À Harvard, j’avais été entraîné à traduire en ce qu’on appelle « l’anglais “traductionnel” » qui reproduit toutes les formes grammaticales de la langue originale. Le résultat était un anglais très maladroit qui, néanmoins, montrait que vous aviez compris la grammaire. Désormais, dans nos premières traductions, nous passâmes à l’autre extrême. Jon et moi prenions de grandes libertés avec certains des textes, en particulier ceux qui étaient en vers, et les restituions dans une langue plus poétique et avec un rythme qui rendait leur récitation plus aisée. Des années plus tard, j’ai essayé de trouver un juste milieu, restant fidèle à la formulation et à la grammaire originales, tout en rendant l’anglais aussi fluide et doux que possible.

Mode de vie en tant que traducteur

Sa Sainteté et Guéshé Dhargyey ne m’ont jamais encouragé à devenir moine, et je n’étais pas enclin à suivre cette orientation. Tel fut le cas bien que mon style de vie fût très semblable à celui d’un moine. Je suis allé dans des universités exclusivement pour garçons et, en Inde, je me tenais la plupart du temps en compagnie de moines, en particulier de Guéshés et de Rimpotchés. À quelques très rares exceptions, je ne me suis jamais rendu à des soirées durant mes années universitaires. Toutefois, je pensais que je pouvais être d’un plus grand service à Sa Sainteté en tant que laïc.

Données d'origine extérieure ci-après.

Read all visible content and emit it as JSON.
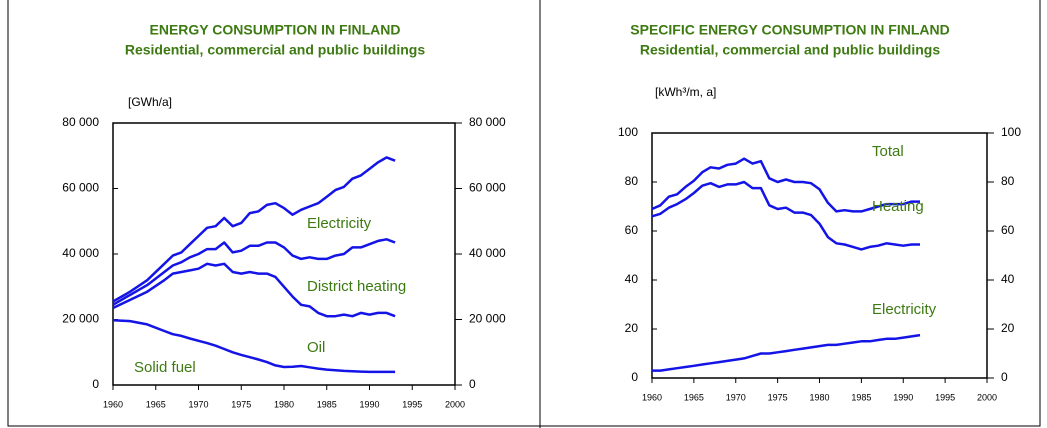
{
  "chart_data": [
    {
      "type": "line",
      "stacked": true,
      "title": "ENERGY CONSUMPTION IN FINLAND",
      "subtitle": "Residential, commercial and public buildings",
      "y_label": "[GWh/a]",
      "x": [
        1960,
        1962,
        1964,
        1966,
        1967,
        1968,
        1969,
        1970,
        1971,
        1972,
        1973,
        1974,
        1975,
        1976,
        1977,
        1978,
        1979,
        1980,
        1981,
        1982,
        1983,
        1984,
        1985,
        1986,
        1987,
        1988,
        1989,
        1990,
        1991,
        1992,
        1993
      ],
      "series": [
        {
          "name": "Solid fuel",
          "color": "#1414e6",
          "values": [
            19800,
            19500,
            18500,
            16500,
            15500,
            15000,
            14200,
            13500,
            12800,
            12000,
            11000,
            10000,
            9200,
            8500,
            7800,
            7000,
            6000,
            5500,
            5600,
            5800,
            5400,
            5000,
            4700,
            4500,
            4300,
            4200,
            4100,
            4000,
            4000,
            4000,
            4000
          ]
        },
        {
          "name": "Oil",
          "color": "#1414e6",
          "values": [
            3700,
            6500,
            10000,
            15500,
            18500,
            19500,
            20800,
            22000,
            24200,
            24500,
            26000,
            24500,
            24800,
            26000,
            26200,
            27000,
            27000,
            24500,
            21400,
            18700,
            18600,
            17000,
            16300,
            16500,
            17200,
            16800,
            17900,
            17500,
            18000,
            18000,
            17000
          ]
        },
        {
          "name": "District heating",
          "color": "#1414e6",
          "values": [
            1000,
            1500,
            2000,
            2500,
            2500,
            3000,
            4000,
            4500,
            4500,
            5000,
            6500,
            6000,
            7000,
            8000,
            8500,
            9500,
            10500,
            12000,
            12500,
            14000,
            15000,
            16500,
            17500,
            18500,
            18500,
            21000,
            20000,
            21500,
            22000,
            22500,
            22500
          ]
        },
        {
          "name": "Electricity",
          "color": "#1414e6",
          "values": [
            1000,
            1000,
            1500,
            2500,
            3000,
            3000,
            4000,
            5500,
            6500,
            7000,
            7500,
            8000,
            8500,
            10000,
            10500,
            11500,
            12000,
            12000,
            12500,
            15000,
            15500,
            17000,
            19000,
            20000,
            20500,
            21000,
            22000,
            23000,
            24000,
            25000,
            25000
          ]
        }
      ],
      "xlim": [
        1960,
        2000
      ],
      "xticks": [
        1960,
        1965,
        1970,
        1975,
        1980,
        1985,
        1990,
        1995,
        2000
      ],
      "ylim": [
        0,
        80000
      ],
      "yticks": [
        0,
        {
          "value": 20000,
          "label": "20 000"
        },
        {
          "value": 40000,
          "label": "40 000"
        },
        {
          "value": 60000,
          "label": "60 000"
        },
        {
          "value": 80000,
          "label": "80 000"
        }
      ],
      "y2lim": [
        0,
        80000
      ],
      "y2ticks": [
        0,
        {
          "value": 20000,
          "label": "20 000"
        },
        {
          "value": 40000,
          "label": "40 000"
        },
        {
          "value": 60000,
          "label": "60 000"
        },
        {
          "value": 80000,
          "label": "80 000"
        }
      ]
    },
    {
      "type": "line",
      "stacked": false,
      "title": "SPECIFIC ENERGY CONSUMPTION IN FINLAND",
      "subtitle": "Residential, commercial and public buildings",
      "y_label": "[kWh³/m, a]",
      "x": [
        1960,
        1961,
        1962,
        1963,
        1964,
        1965,
        1966,
        1967,
        1968,
        1969,
        1970,
        1971,
        1972,
        1973,
        1974,
        1975,
        1976,
        1977,
        1978,
        1979,
        1980,
        1981,
        1982,
        1983,
        1984,
        1985,
        1986,
        1987,
        1988,
        1989,
        1990,
        1991,
        1992
      ],
      "series": [
        {
          "name": "Total",
          "color": "#1414e6",
          "values": [
            69,
            70.5,
            74,
            75,
            78,
            80.5,
            84,
            86,
            85.5,
            87,
            87.5,
            89.5,
            87.5,
            88.5,
            81.5,
            80,
            81,
            80,
            80,
            79.5,
            77,
            71.5,
            68,
            68.5,
            68,
            68,
            69,
            70,
            71,
            71,
            71,
            72,
            72
          ]
        },
        {
          "name": "Heating",
          "color": "#1414e6",
          "values": [
            66,
            67,
            69.5,
            71,
            73,
            75.5,
            78.5,
            79.5,
            78,
            79,
            79,
            80,
            77.5,
            77.5,
            70.5,
            69,
            69.5,
            67.5,
            67.5,
            66.5,
            63,
            57.5,
            55,
            54.5,
            53.5,
            52.5,
            53.5,
            54,
            55,
            54.5,
            54,
            54.5,
            54.5
          ]
        },
        {
          "name": "Electricity",
          "color": "#1414e6",
          "values": [
            3,
            3,
            3.5,
            4,
            4.5,
            5,
            5.5,
            6,
            6.5,
            7,
            7.5,
            8,
            9,
            10,
            10,
            10.5,
            11,
            11.5,
            12,
            12.5,
            13,
            13.5,
            13.5,
            14,
            14.5,
            15,
            15,
            15.5,
            16,
            16,
            16.5,
            17,
            17.5
          ]
        }
      ],
      "xlim": [
        1960,
        2000
      ],
      "xticks": [
        1960,
        1965,
        1970,
        1975,
        1980,
        1985,
        1990,
        1995,
        2000
      ],
      "ylim": [
        0,
        100
      ],
      "yticks": [
        0,
        20,
        40,
        60,
        80,
        100
      ],
      "y2lim": [
        0,
        100
      ],
      "y2ticks": [
        0,
        20,
        40,
        60,
        80,
        100
      ]
    }
  ]
}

Sharpa Rimpotché expliquait que la principale raison pour devenir moine était d’acquérir de la discipline et de se dévouer au Dharma. J’étais déjà extrêmement autodiscipliné et dévoué au Dharma. Je n’avais pas besoin de soutien supplémentaire pour cela. D’autre part, comme moine, je devrais assister à des poujas de groupe quotidiennes, lesquelles étaient psalmodiées lentement et duraient longtemps. Bien que je n’eusse aucune difficulté à y participer deux fois par mois à la Library, j’ai toujours préféré étudier et faire mes pratiques de méditation par moi-même en privé, à mon propre rythme. Être un moine en robes ne vivant pas dans un monastère n’avait aucun sens pour moi, et vivre dans un monastère me couperait de la société tout comme les universités l’avaient fait.

Une fois devenu le disciple de Serkong Rimpotché, il me disait en plaisantant que j’étais comme une chauve-souris. Quand elle est avec des oiseaux, la chauve-souris dit qu’elle n’est pas un oiseau mais une souris. Quand elle est avec des souris, elle dit qu’elle n’est pas une souris mais un oiseau. Similairement, tout au long de mon séjour à Dharamsala, j’étudiais avec des Tibétains mais vivais parmi les Indiens, n’étant jamais ni les uns ni les autres. Je faisais de même quand j’étais avec des moines et des laïcs. De fait, j’étais aussi une chauve-souris quand j’étais avec des Asiatiques et des Occidentaux, et, aujourd’hui, quand je suis avec des Allemands et des Américains.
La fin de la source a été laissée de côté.